Daniel Zahno

Geboren 1963, lebt in Basel. (2009)
Werke (Auswahl)
Die Geliebte des Gelatiere.
Weissbooks, 2009
Die Geliebte des Gelatiere
Weissbooks, 2009
«Die Geliebte des Gelatiere» ist ein Roman, der einem förmlich auf der Zunge zergeht. Luftig und duftend ist er, und von einer unaufdringlichen Süsse, wie gutes Eis eben sein soll. Alvise heisst der Mann, der in seiner Gelateria an den Zattere von Venedig die zartschmelzenden Köstlichkeiten herstellt. Im Roman begleiten wir ihn von Kindsbeinen an, durch Irrungen und Wirrungen des Erwachsenwerdens, durch Sommertage am Lido und Krankheit zum Tode – wobei das Schicksal stets mit einem Gelato auftritt.
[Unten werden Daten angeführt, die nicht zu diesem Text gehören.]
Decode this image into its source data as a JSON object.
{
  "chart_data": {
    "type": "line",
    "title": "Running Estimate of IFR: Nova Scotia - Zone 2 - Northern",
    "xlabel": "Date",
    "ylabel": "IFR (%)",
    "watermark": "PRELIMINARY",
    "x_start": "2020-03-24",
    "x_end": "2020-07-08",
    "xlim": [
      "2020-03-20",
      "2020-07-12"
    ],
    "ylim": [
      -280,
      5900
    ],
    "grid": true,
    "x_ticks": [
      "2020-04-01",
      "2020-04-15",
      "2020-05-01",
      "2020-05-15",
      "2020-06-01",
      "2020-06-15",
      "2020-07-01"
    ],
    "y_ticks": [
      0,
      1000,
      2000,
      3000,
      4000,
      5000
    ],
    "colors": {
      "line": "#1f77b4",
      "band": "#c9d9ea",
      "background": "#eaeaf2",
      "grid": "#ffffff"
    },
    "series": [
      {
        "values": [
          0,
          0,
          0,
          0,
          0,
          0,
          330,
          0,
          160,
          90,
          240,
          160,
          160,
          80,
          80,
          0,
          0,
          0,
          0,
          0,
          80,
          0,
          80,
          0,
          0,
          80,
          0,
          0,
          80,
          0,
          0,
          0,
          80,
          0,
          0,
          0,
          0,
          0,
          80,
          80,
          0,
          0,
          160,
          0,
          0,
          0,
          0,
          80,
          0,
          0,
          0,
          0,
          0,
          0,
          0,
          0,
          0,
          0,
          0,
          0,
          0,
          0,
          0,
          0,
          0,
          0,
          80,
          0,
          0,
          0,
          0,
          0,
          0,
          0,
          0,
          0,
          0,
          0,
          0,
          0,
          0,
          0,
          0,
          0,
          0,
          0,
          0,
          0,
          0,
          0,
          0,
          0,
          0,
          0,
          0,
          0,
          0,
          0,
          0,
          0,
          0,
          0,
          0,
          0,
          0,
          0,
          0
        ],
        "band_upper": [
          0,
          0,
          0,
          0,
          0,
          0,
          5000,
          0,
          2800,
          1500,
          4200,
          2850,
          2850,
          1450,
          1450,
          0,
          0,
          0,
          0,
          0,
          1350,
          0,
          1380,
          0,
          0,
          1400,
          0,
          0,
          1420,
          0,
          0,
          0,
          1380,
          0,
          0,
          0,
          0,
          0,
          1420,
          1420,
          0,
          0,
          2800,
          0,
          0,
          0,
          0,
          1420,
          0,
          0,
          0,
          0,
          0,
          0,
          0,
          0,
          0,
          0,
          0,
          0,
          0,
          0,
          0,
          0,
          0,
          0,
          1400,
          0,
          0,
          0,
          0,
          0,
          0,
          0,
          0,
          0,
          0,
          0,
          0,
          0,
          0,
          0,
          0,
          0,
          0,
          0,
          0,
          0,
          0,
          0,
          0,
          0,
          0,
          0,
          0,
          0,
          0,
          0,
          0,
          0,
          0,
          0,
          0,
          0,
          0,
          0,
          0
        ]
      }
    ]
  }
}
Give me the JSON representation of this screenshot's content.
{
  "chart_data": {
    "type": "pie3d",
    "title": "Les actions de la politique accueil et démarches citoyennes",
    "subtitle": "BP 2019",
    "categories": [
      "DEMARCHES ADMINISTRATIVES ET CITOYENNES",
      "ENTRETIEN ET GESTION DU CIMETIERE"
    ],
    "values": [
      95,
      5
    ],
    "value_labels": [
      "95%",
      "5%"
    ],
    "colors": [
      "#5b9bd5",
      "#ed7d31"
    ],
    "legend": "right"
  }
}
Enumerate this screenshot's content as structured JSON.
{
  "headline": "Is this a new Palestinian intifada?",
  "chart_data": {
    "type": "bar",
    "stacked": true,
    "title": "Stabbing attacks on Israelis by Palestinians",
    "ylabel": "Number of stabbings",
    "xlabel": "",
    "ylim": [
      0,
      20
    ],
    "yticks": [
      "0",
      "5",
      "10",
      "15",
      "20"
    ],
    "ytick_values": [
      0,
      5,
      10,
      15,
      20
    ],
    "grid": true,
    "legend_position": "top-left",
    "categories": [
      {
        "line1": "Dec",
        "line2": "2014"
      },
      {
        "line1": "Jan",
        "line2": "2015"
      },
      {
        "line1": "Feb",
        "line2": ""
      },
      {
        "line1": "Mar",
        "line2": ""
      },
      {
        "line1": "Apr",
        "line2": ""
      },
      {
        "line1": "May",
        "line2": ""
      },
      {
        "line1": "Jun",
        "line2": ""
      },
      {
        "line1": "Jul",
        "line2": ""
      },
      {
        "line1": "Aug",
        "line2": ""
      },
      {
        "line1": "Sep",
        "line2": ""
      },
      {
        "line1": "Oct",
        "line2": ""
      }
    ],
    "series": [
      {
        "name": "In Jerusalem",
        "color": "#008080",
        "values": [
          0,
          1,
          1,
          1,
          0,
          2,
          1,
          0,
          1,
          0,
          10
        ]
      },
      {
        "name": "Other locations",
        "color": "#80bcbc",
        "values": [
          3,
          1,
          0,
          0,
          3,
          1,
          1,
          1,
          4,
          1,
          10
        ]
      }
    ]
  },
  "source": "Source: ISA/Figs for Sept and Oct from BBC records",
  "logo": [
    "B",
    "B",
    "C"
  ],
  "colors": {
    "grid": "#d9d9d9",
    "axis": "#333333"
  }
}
Aus: Daniel Zahno. Die Geliebte des Gelatiere. Weissbooks, 2009
Das Vanille-Gelato zerging auf meiner Zunge, und aus dem Eis stieg eine Erinnerung auf: Noemi. Ich ass das Eis und spürte ihre Hand auf meiner heissen Stirn. Viele Male hatte ich Vanilleeis gegessen, seit ich sie zum letzten Mal gesehen hatte, und es hatte mir nie etwas gesagt, ich hatte es in Pippos Gelateria tausende Male in Becher und Waffeln gefüllt, hatte es dauernd vor Augen, und es hatte nichts ausgelöst in mir, die Erinnerung war versunken, verlaufen, hatte sich in nichts aufgelöst, jetzt aber, als ich das Vanilleeis auf der Zunge spürte und den Geschmack wiedererkannte, wie ich ihn damals geschmeckt hatte, war es, als ob Noemi mit mir auf der Terrasse wäre, als ob sie mit ihren strahlenden Augen und ihrer ganzen Zerbrechlichkeit da sässe und mich anblickte, und ich sah die weiss-blau gestreiften Leibchen der Gondolieri und die Spiegelungen des Lichts im Wasser, und alles in mir war geweckt und in Bewegung.